Perhaps it is the pavements—but no matter; I am not ordinarily a jumping sort. And yet there was something in the quality of that voice beyond my shoulder that brought the sweat stinging through the pores of my scalp even while I was in the act of turning.

A cat sat there on the hatch, expressionless and immobile in the gloom.

I did not say anything. I turned and went below. McCord was there already, standing on the farther side of the table. After a moment or so the cat followed and sat on her haunches at the foot of the ladder and stared at us without winking.

"I think she wants something to eat," I said to McCord.

He lit a lantern and went out into the galley. Returning with a chunk of salt beef, he threw it into the farther corner. The cat went over and began to tear at it, her muscles playing with convulsive shadow-lines under the sagging yellow hide.

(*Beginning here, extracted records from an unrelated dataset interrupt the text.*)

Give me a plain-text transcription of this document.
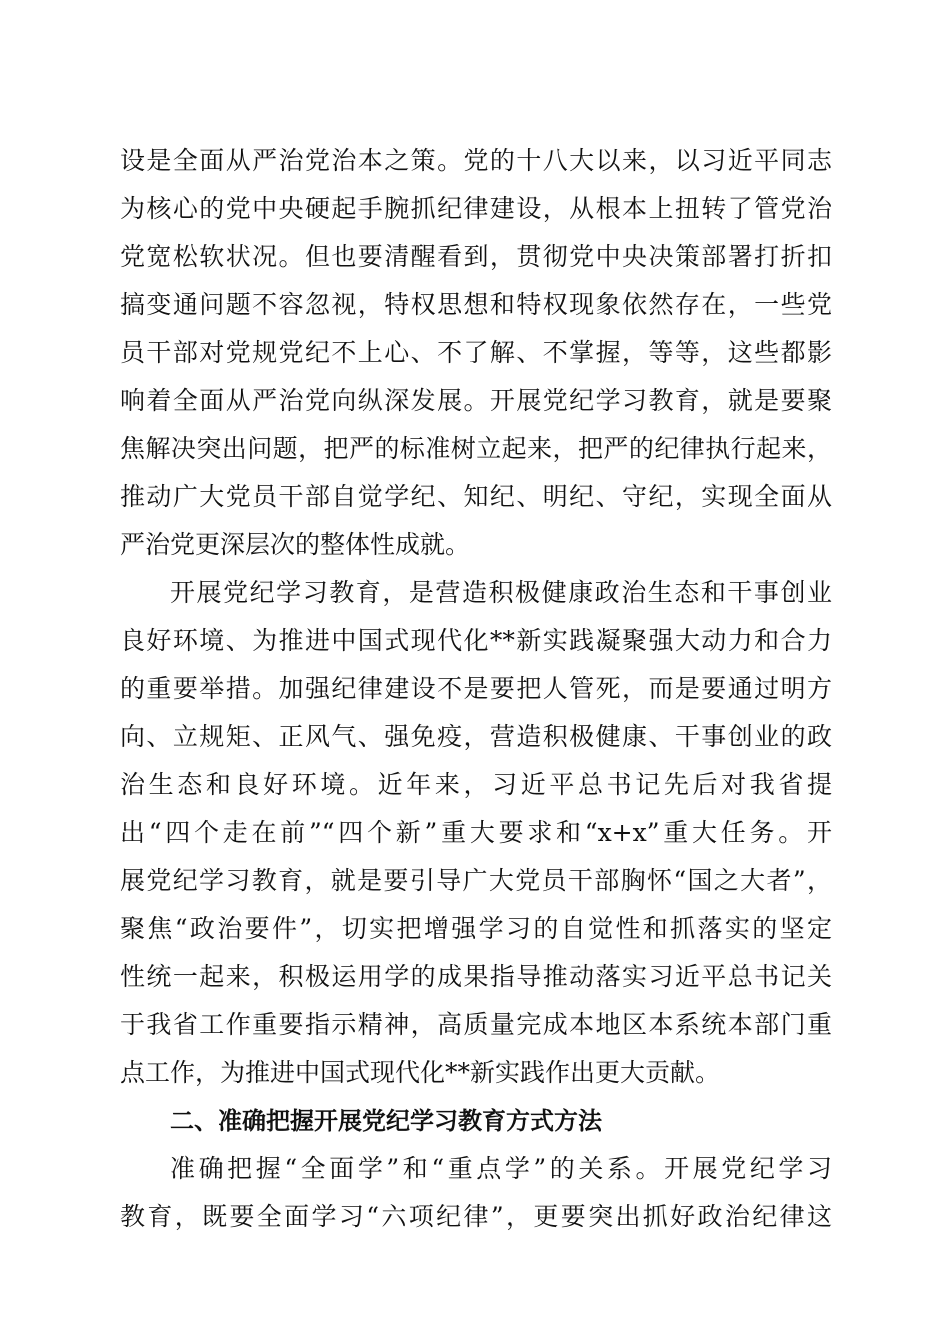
设是全面从严治党治本之策。党的十八大以来，以习近平同志
为核心的党中央硬起手腕抓纪律建设，从根本上扭转了管党治
党宽松软状况。但也要清醒看到，贯彻党中央决策部署打折扣
搞变通问题不容忽视，特权思想和特权现象依然存在，一些党
员干部对党规党纪不上心、不了解、不掌握，等等，这些都影
响着全面从严治党向纵深发展。开展党纪学习教育，就是要聚
焦解决突出问题，把严的标准树立起来，把严的纪律执行起来，
推动广大党员干部自觉学纪、知纪、明纪、守纪，实现全面从
严治党更深层次的整体性成就。
开展党纪学习教育，是营造积极健康政治生态和干事创业
良好环境、为推进中国式现代化**新实践凝聚强大动力和合力
的重要举措。加强纪律建设不是要把人管死，而是要通过明方
向、立规矩、正风气、强免疫，营造积极健康、干事创业的政
治生态和良好环境。近年来，习近平总书记先后对我省提
出“四个走在前”“四个新”重大要求和“x+x”重大任务。开
展党纪学习教育，就是要引导广大党员干部胸怀“国之大者”，
聚焦“政治要件”，切实把增强学习的自觉性和抓落实的坚定
性统一起来，积极运用学的成果指导推动落实习近平总书记关
于我省工作重要指示精神，高质量完成本地区本系统本部门重
点工作，为推进中国式现代化**新实践作出更大贡献。
二、准确把握开展党纪学习教育方式方法
准确把握“全面学”和“重点学”的关系。开展党纪学习
教育，既要全面学习“六项纪律”，更要突出抓好政治纪律这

And now it was she who listened, to something beyond the reach of even McCord's faculties, her

neck stiff and her ears flattened. I looked at McCord and found him brooding at the animal with a sort of listless malevolence. "Quick! She has kittens somewhere about." I shook his elbow sharply. "When she starts, now—"

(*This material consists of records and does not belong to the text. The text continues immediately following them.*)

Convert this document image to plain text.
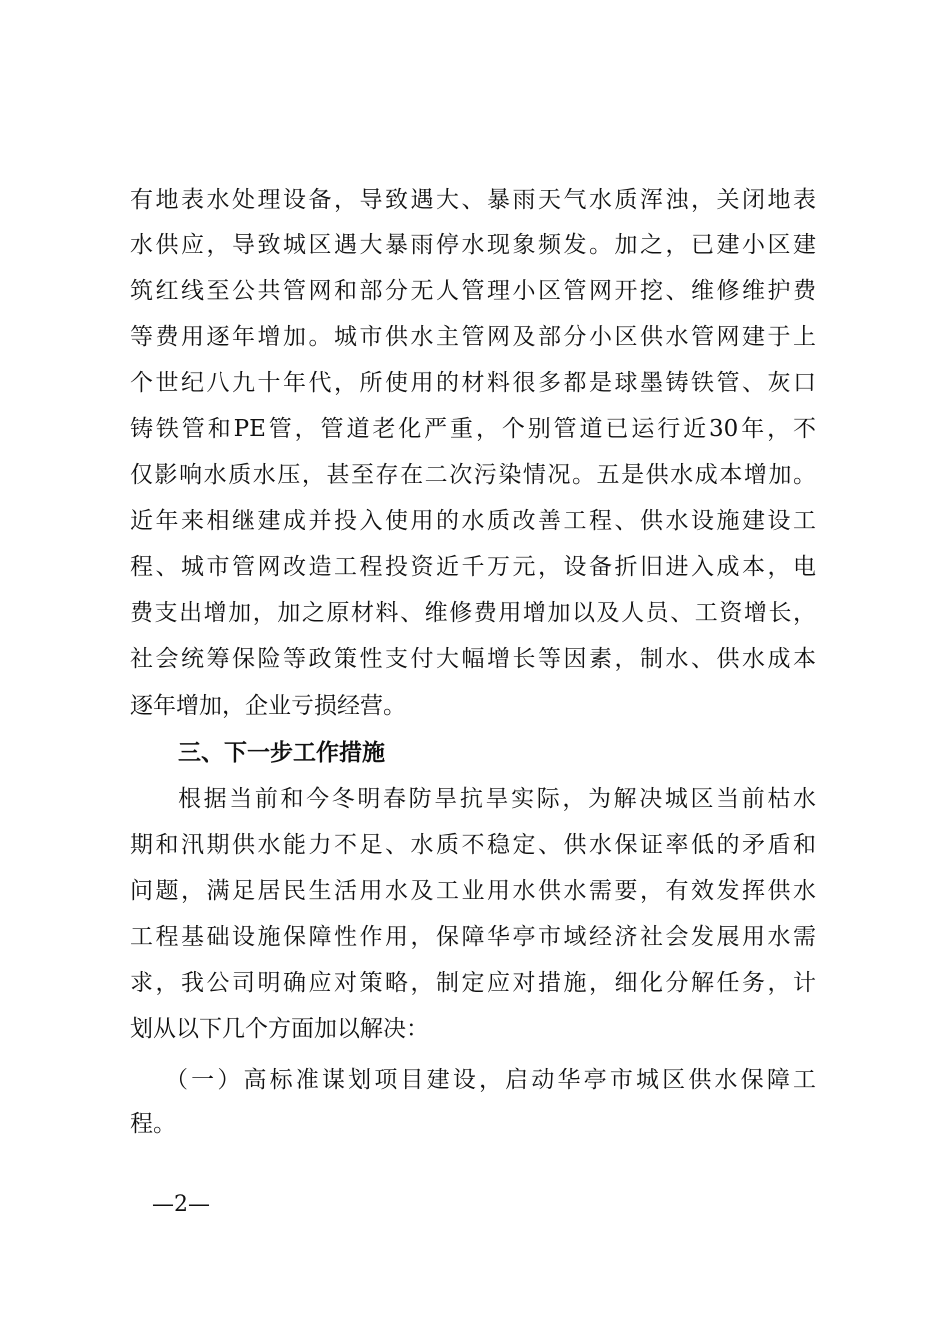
有地表水处理设备，导致遇大、暴雨天气水质浑浊，关闭地表
水供应，导致城区遇大暴雨停水现象频发。加之，已建小区建
筑红线至公共管网和部分无人管理小区管网开挖、维修维护费
等费用逐年增加。城市供水主管网及部分小区供水管网建于上
个世纪八九十年代，所使用的材料很多都是球墨铸铁管、灰口
铸铁管和PE管，管道老化严重，个别管道已运行近30年，不
仅影响水质水压，甚至存在二次污染情况。五是供水成本增加。
近年来相继建成并投入使用的水质改善工程、供水设施建设工
程、城市管网改造工程投资近千万元，设备折旧进入成本，电
费支出增加，加之原材料、维修费用增加以及人员、工资增长，
社会统筹保险等政策性支付大幅增长等因素，制水、供水成本
逐年增加，企业亏损经营。
三、下一步工作措施
根据当前和今冬明春防旱抗旱实际，为解决城区当前枯水
期和汛期供水能力不足、水质不稳定、供水保证率低的矛盾和
问题，满足居民生活用水及工业用水供水需要，有效发挥供水
工程基础设施保障性作用，保障华亭市域经济社会发展用水需
求，我公司明确应对策略，制定应对措施，细化分解任务，计
划从以下几个方面加以解决：
（一）高标准谋划项目建设，启动华亭市城区供水保障工
程。
—2—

"You don't seem to understand," he mumbled. "It wouldn't be any use."

She had turned now and was making for the ladder with the soundless agility of her race. I grasped McCord's wrist and dragged him after me, the lantern banging against his knees. When we came up the cat was already amidships, a scarcely discernible shadow at the margin of our lantern's ring. She stopped and looked back at us with her luminous eyes, appeared to hesitate, uneasy at our pursuit of her, shifted here and there with quick, soft bounds, and stopped to fawn with her back arched at the foot of the mast. Then she was off with an amazing suddenness into the shadows forward.

"Lively now!" I yelled at McCord. He came pounding along behind me, still protesting that it was of no use. Abreast of the foremast I took the lantern from him to hold above my head.